Image of Jose Huizar telling the truth, the whole truth, and nothing but the damn truth why the hell would you ever doubt that?! is ©2019 MichaelKohlhaas.Org and two things more. First this Huizar here. Second, the joke about the difference between right and wrong is stolen completely and without shame from P.G. Wodehouse, I don’t remember which book but you ought to read all of them anyway so do that and let me know when you find it, mmmkay?!

  1. And a fourth one, not so interesting but technically important, which I’m not going to discuss in this post.
  2. It’s occasionally possible to get MBOXes out of other City departments, but not for the most part. I’ve been meaning to write a post or two about this issue in particular but other priorities have so far superseded. If you want to meet up and talk about it some time I’d love to! Drop a line to mike@michaelkohlhaas.org.
  3. Yes, 2016. That’s right. More than three years ago at this point and I still haven’t seen a single responsive record. This is not unusual for the City of Los Angeles.
  4. It’s still not clear what this means. According to ITA staffer Kuljeet Arora, when the City migrated its email to Google in 2010 they gave staffers some time to decide on their own whether to move their old emails into the new system. Again according to Arora most of them did not. I suspect that there might be backup tapes of the old emails around somewhere but I have not had time to pursue this. In any case, the fact that the City of Los Angeles would so easily and apparently without public comment either delete this incalculably huge swath of our City’s history or else choose to make it functionally inaccessible is beyond appalling.

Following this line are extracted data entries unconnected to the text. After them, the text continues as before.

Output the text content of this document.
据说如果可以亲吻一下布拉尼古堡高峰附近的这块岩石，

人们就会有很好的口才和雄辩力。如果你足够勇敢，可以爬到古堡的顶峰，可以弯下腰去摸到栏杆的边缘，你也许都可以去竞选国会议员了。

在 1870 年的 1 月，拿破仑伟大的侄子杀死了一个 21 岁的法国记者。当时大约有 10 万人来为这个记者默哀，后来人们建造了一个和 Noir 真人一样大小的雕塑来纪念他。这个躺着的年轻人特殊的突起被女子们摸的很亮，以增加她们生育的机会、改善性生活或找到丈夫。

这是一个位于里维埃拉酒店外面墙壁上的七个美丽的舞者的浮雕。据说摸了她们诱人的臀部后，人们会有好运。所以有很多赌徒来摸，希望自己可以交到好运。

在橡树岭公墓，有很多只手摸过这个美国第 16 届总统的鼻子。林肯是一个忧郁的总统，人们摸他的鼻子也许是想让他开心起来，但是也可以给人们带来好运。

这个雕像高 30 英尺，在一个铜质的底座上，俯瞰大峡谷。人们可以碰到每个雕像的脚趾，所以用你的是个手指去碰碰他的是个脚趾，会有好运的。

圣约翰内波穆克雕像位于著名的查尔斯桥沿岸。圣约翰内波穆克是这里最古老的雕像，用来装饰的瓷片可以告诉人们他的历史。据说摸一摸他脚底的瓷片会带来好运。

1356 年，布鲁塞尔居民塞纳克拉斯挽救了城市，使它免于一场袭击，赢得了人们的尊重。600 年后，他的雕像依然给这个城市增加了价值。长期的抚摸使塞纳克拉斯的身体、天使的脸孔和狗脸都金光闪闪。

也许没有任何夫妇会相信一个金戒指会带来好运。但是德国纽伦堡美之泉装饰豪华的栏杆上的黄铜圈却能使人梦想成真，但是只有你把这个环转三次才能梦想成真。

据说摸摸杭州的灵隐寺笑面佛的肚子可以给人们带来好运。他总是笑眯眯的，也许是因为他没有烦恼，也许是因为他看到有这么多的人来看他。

It ought to be criminal.
  5. Although not actually any of the emails described above. They turned over some forms relating to other CPRA requests to ITA. I’m not discussing them here because they’re not that interesting content-wise. They’re very, very interesting in the technical sense that there are not very many of them so that the City’s constant whining about how overburdened ITA is with CPRA matters is pretty darn implausible.
  6. This number is a tiny rhetorical exaggeration right now, but pretty soon it will not be. I filed six CPRA cases against the City of LA in 2019 and since 2016 there have been at least 14 others. My pace is not going to slow down, and may well pick up, if the City doesn’t find a way to just comply with the damn law. Which they show no signs at all of wanting to do, even though I constantly ask them to meet with me and work out a mutually agreeable procedure. They would, it appears, prefer to get sued over and over and over again.